Around his shop, I sweep up for him, seeing so many little bits of my childhood here, the leveler, the paint chipped away, as if it had been in some sort of fender bender with the awl. Big Bro digs in one cabinet and finds a cane from my tap dancing days to show to Partner, both them now able to tease me, the top hat hopefully mercifully in hiding. Underneath the work bench, is a small can of pink paint, the color of salmon, that makes up the rainbow on my wall, the paint long dried up, the can a vacuum of the sharp smell of childhood dreams.
As we left my Dad's a couple of weeks ago, I did some general straightening up in his garage/shop, Partner busting into laughter when he saw an old can of aerosol "BS Repellent", there on the shop desk.
But Dad could make anything out of wood. The fences around our home, the storage shed, cabinets and shelves, even a perfectly proportioned A-frame play house for me in the backyard. Later, there was a deck, which covered an area as big as two rooms, built when he was in his late 70's. It rose up around him, as if a challenge to his age, strong as he still was, able to support the weight of the remainder of his life. He didn't use instructions, like anything else he made, he designed it on paper and made it himself, everything perfectly tight, smooth and proportioned, with a variety of wood to fit both form and function. His shop reflected those skills.
To many people, including a a number of women I've met, that garage shop is simply something to be tucked away, a noisy, sometimes dirty place to which one can close the door to. To me it's the houses most expressive feature, the tools of which measure the depth of its owners true nature, the things crafted there, the design by which one perceives their life.
For such people, the shop is more than a little space tucked away behind closed doors. One some days, there in that place, one's hands join in sensual dance with those hardened instruments, transforming rough materials by mind and imagination into some wonderful creation warped out of all experience. On others, you simply end up with a new door stop. I'd not sacrifice either day for one spent watching reality TV.
The skills, involved, like anything of value, take time to learn, take patience. There will be mistakes, some hopefully no more than a misplaced hammered blow, the hand curling up in pain like a leaf tossed upon a fire, perhaps a piece of wood or metal ruined due to your inattention or inexperience. There will be those projects where a friend or family member comes in and says, without thinking "is it supposed to look like that?" But then comes that day, when with the swing of that hammer or that hand on the lathe, timidity and inexperience fall from your hands and what you can make, is not only recognizable in form, but serves a purpose, one that's unique to your life.
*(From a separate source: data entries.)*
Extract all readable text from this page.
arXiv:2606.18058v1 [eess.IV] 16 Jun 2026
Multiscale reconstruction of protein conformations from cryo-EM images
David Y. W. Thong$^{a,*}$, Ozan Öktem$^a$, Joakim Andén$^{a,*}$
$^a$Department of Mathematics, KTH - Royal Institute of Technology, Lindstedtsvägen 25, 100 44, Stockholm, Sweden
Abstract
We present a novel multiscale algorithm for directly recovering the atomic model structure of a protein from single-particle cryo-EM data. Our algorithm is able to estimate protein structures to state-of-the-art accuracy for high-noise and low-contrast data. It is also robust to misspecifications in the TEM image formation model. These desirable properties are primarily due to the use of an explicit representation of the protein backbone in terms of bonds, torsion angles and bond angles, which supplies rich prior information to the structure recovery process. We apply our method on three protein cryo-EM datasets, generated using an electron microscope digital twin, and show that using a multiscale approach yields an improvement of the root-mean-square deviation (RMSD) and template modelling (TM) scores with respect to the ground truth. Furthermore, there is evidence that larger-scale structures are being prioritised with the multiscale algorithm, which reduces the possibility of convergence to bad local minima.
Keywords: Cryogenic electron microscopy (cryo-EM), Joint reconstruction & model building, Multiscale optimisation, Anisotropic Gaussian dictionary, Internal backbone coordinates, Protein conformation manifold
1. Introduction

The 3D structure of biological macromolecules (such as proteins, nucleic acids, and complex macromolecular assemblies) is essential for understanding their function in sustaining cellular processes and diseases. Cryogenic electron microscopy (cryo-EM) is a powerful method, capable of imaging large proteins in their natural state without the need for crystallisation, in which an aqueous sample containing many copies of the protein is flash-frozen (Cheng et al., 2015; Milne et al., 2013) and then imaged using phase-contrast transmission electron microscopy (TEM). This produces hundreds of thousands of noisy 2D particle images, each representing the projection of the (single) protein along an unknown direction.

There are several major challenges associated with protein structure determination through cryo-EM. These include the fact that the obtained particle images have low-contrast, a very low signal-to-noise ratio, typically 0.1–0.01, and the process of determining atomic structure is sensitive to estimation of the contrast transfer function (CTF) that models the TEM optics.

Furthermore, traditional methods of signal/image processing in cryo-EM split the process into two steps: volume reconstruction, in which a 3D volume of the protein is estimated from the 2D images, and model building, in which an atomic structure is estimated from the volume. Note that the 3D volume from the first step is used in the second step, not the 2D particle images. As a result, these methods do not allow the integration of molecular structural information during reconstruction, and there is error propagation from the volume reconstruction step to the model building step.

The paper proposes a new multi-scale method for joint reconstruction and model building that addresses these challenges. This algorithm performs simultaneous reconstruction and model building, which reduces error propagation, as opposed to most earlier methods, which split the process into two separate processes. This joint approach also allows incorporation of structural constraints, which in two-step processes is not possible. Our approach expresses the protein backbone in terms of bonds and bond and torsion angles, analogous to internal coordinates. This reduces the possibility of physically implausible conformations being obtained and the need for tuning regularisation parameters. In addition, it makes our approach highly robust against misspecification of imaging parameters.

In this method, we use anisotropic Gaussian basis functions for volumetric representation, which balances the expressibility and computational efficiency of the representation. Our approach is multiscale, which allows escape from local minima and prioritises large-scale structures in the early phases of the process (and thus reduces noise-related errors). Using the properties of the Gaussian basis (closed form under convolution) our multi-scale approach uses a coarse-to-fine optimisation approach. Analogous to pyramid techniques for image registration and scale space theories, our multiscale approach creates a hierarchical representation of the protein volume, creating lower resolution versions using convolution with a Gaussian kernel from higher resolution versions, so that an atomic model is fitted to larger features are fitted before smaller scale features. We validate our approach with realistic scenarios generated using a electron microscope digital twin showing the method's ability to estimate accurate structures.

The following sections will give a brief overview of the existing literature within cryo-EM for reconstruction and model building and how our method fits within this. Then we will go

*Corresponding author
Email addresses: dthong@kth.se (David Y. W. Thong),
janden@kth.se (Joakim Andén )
Dad and I talk each night, but each and every week, a bit more of him slips away from me, his mind best functioning on a routine of days. I've found that when he is tired, that interrupting him sometimes confuses him, the phone taking him out of the place familiar to some imminent colorless dark he'd rather not think about. But then he recognizes the voice, though the name escaped him for a minute, and then he's my old Dad again, if only for tonight. It' just part of being almost 94, but it reminds me of how little time we will have left.
So tonight, I'll say a quick hello, and let him get back to his shows on TV, the same ones they always watched. For him it's the routine of sameness that makes his night seem eternal, as if from the kitchen window that looks out onto the family room built on the old patio, he could hear Mom say "I'd like to buy a vowel!" Then, I will pen him a letter, those notes he loves to get even more than the phone calls, for he can read them when he first wakes up, his mind clear, the world, new. I will tell him how much the years had brought me, despite the struggles. I would have told him how I've learned to live on what is important, not some yuppified version of life, hollow and high priced. I'm satisfied, be it with the salty tang of a simple meal honestly made, or the sweat on my brow from hard work. So many times I thought I should tell him that, as my tears mingled with the sweat of my task. I think now is the time.
Truth and salt.
From a garage window, one that Mom covered with brightly covered vinyl to let in light while not allowing others to look inside, comes a ray of light, a stained glass hand upon the workshop. I'm reminded, for just that instant, of entering a church, the light of saints and angels held there in etched glass, looking down upon me, their faces young, because they all die too young. I can only stop for a moment, and bow my head in humility before proceeding inside.
Tonight, I am away from my own home but I can dream of it, for I have no task than to do otherwise, studying a book of Mission style furniture designs, selecting the form of a small writing desk which will be crafted to be placed in a quiet corner. I search for just the right design, my form bent over the table like a question mark, the lines of the drawings like invisible threads that hold me to the past.
I know my Dad can not travel this far to see it when it is done, but I know he will smile at the thought. On the walls of the shop, are tools that have seen three generations, tools, that are still used. I pick up a household hammer that was my Mom's. Even with remembered pain, I still can swing it strong.
From outside there is only the muted sound of that brief rain shower, a soft plop plop plop, like drops of water falling into a brimming bucket.